William Li, founder, chairman, and CEO of Chinese electric carmaker Nio, recalled his woes at the end of 2019 in a recent interview with CCTV, saying it made sense for investors to choose not to bail out Nio at that time.
Li said he exhausted all possibilities to seek funding in the fourth quarter of 2019 and still failed to find it. "At that point, if any of that money had not arrived or had gone wrong, the company probably would make a headline the next day."
Li says at that time, it made sense from the perspective of a rational investor not to bail out Nio.

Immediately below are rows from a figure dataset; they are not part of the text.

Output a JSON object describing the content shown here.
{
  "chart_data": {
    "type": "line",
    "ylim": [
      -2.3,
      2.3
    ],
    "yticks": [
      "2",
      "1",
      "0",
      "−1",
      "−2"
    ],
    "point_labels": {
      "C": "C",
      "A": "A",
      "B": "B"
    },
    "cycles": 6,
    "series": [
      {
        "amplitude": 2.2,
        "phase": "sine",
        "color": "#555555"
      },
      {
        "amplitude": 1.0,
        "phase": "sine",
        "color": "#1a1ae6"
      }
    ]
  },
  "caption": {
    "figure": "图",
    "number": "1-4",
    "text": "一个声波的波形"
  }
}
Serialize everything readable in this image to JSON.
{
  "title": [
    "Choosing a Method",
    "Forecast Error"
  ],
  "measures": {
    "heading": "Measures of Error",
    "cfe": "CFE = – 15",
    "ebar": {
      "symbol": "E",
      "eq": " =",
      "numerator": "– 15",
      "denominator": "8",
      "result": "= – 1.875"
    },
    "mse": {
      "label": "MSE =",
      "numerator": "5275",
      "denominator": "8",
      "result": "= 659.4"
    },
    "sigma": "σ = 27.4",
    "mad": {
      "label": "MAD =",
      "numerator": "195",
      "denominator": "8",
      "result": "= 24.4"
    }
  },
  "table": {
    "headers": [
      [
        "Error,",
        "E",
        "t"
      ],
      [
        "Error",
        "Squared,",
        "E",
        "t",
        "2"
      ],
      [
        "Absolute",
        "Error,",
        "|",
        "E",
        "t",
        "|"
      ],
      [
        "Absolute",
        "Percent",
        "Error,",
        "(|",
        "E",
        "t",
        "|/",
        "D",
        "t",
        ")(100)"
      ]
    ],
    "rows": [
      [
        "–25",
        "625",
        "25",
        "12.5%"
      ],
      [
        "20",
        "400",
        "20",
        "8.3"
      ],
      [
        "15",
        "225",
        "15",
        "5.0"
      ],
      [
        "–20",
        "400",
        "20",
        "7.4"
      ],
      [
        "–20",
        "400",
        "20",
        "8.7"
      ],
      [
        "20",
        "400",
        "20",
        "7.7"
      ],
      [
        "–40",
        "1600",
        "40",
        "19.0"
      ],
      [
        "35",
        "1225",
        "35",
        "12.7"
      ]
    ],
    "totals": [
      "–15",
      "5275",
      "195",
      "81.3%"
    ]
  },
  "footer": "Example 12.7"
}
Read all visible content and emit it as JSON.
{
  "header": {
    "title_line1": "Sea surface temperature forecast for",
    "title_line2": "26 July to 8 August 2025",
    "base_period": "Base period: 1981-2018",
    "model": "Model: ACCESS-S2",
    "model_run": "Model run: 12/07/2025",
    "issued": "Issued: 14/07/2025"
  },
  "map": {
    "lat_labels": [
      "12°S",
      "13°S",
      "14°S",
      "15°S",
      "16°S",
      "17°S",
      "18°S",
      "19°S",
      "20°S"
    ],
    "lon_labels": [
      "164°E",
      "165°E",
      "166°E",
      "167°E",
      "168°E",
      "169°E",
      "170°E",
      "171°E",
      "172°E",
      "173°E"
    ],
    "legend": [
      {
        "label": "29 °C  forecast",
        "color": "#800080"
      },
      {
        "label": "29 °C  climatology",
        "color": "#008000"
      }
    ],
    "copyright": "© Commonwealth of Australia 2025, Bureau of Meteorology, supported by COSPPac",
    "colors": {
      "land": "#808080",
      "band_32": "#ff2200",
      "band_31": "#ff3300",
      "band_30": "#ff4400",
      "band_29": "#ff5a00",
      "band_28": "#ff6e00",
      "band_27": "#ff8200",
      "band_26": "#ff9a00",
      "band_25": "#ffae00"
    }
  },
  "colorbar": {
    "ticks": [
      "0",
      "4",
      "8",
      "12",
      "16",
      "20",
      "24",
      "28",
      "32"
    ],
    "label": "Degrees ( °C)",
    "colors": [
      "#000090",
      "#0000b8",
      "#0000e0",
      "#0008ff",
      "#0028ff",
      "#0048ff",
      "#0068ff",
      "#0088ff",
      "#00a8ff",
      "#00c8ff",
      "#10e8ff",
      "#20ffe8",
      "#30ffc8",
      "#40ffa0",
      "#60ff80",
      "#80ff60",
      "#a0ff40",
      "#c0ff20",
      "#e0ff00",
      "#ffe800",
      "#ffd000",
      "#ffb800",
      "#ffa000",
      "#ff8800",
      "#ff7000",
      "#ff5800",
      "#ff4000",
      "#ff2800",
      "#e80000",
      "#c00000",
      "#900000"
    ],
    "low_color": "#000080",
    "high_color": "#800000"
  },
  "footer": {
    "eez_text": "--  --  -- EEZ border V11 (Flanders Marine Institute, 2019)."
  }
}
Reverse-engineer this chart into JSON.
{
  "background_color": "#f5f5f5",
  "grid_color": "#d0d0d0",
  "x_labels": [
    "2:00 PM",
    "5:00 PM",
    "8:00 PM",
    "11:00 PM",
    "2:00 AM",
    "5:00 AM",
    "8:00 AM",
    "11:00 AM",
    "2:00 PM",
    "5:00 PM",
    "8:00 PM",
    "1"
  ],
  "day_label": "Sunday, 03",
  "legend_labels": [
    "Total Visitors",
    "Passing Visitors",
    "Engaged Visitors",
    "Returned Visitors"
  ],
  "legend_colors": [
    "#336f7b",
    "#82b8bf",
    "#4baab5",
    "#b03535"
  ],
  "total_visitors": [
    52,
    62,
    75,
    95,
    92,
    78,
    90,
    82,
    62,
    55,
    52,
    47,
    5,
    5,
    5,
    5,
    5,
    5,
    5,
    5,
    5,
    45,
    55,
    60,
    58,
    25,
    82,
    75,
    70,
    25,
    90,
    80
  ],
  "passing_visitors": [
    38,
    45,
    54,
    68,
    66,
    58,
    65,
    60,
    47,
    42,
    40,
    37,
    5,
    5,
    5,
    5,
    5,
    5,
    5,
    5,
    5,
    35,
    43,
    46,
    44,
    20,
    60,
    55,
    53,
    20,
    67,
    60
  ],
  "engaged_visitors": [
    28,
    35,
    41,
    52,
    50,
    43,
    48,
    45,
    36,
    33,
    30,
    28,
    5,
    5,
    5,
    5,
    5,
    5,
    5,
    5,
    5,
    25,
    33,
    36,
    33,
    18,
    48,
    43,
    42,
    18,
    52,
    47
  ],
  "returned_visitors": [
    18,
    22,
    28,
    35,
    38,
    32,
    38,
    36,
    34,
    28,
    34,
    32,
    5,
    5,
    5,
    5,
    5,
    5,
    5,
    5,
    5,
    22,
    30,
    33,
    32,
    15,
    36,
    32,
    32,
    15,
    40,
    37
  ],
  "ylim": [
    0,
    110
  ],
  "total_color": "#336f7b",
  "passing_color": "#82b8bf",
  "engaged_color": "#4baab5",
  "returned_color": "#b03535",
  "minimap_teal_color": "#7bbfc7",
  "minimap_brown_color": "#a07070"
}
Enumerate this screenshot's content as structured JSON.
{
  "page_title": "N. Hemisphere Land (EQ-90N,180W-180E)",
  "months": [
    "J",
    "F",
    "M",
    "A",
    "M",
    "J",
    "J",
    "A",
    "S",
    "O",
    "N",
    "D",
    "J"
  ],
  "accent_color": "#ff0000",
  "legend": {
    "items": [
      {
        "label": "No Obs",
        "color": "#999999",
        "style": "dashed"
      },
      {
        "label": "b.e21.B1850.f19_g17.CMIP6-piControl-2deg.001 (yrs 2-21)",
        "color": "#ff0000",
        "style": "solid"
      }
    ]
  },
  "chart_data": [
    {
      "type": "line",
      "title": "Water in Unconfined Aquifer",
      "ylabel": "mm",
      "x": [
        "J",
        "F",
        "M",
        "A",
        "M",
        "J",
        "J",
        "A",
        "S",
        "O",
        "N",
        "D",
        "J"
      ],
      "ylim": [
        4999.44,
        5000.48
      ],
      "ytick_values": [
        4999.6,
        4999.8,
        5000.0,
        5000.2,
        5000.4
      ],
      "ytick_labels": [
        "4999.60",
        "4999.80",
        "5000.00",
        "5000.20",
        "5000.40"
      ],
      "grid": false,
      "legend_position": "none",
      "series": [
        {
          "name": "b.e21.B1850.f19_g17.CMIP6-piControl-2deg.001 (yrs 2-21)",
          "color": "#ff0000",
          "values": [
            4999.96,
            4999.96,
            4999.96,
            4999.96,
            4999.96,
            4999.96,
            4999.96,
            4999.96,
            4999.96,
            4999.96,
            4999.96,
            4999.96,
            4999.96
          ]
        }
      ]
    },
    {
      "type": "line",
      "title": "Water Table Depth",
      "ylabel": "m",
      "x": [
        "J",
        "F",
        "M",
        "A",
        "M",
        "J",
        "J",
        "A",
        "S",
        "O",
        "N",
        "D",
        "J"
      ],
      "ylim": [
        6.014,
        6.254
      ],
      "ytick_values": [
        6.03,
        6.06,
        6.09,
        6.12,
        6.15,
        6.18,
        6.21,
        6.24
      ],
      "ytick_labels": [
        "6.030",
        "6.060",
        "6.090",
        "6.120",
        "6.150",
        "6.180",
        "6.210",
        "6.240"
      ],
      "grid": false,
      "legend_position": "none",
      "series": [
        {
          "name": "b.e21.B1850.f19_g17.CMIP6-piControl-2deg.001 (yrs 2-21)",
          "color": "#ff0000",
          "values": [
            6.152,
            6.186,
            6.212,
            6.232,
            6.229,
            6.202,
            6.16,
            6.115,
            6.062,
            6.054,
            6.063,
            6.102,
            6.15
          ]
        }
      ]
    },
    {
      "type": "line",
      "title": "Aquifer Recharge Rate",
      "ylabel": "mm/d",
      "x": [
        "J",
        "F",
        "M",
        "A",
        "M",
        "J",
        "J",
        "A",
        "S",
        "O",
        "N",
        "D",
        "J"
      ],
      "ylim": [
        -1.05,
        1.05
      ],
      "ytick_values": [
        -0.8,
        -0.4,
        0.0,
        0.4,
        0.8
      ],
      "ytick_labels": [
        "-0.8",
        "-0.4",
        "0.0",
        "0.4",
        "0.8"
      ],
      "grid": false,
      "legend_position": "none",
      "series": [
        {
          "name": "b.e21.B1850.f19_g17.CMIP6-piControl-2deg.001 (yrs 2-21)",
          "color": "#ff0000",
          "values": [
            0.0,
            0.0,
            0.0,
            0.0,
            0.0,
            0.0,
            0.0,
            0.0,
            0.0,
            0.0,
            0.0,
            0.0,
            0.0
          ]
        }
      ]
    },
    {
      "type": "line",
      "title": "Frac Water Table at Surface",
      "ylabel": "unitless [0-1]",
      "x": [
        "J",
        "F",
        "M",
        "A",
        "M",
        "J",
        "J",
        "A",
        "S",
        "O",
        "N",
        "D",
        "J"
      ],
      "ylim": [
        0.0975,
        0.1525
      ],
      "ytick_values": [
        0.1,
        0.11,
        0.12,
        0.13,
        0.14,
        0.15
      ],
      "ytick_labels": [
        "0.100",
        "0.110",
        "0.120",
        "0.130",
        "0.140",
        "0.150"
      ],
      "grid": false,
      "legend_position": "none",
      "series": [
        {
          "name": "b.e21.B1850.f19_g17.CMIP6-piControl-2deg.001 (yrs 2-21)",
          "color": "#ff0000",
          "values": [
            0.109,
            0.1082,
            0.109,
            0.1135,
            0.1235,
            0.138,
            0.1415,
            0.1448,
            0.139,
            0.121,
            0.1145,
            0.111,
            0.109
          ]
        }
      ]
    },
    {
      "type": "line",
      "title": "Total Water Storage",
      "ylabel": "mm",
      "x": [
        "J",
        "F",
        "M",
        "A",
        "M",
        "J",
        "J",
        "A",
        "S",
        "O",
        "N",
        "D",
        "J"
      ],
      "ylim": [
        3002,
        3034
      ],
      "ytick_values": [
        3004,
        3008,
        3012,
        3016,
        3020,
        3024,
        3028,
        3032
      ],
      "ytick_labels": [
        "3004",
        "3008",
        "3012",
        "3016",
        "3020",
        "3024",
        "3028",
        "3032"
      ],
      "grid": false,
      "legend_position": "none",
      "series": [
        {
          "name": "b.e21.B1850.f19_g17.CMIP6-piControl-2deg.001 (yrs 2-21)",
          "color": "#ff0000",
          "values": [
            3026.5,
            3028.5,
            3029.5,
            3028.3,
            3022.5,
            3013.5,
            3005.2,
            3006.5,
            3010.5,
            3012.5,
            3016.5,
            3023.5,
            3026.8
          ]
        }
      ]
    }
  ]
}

"We're already a public company that lost more than RMB 10 billion ($1.5 billion) in 2019. What if we lose another 10 billion yuan in 2020? How much money is enough to keep Nio alive? What's the point if we were just saved for a month or a quarter?"
Now Nio's share price has risen from the original $1.19 all-time low to $57 on Friday, and its value has reached $89 billion.
Nio today announced data showing that 7,225 units were delivered in January 2021, up 352.1 percent year-over-year and the highest single-month delivery number for the sixth consecutive month.
The delivery consisted of 1,660 units of the new Nio ES8, 2,720 units of the Nio ES6, and 2,845 units of the Nio EC6.
Nio shares rose 3.8% to $59.16 in pre-market Monday.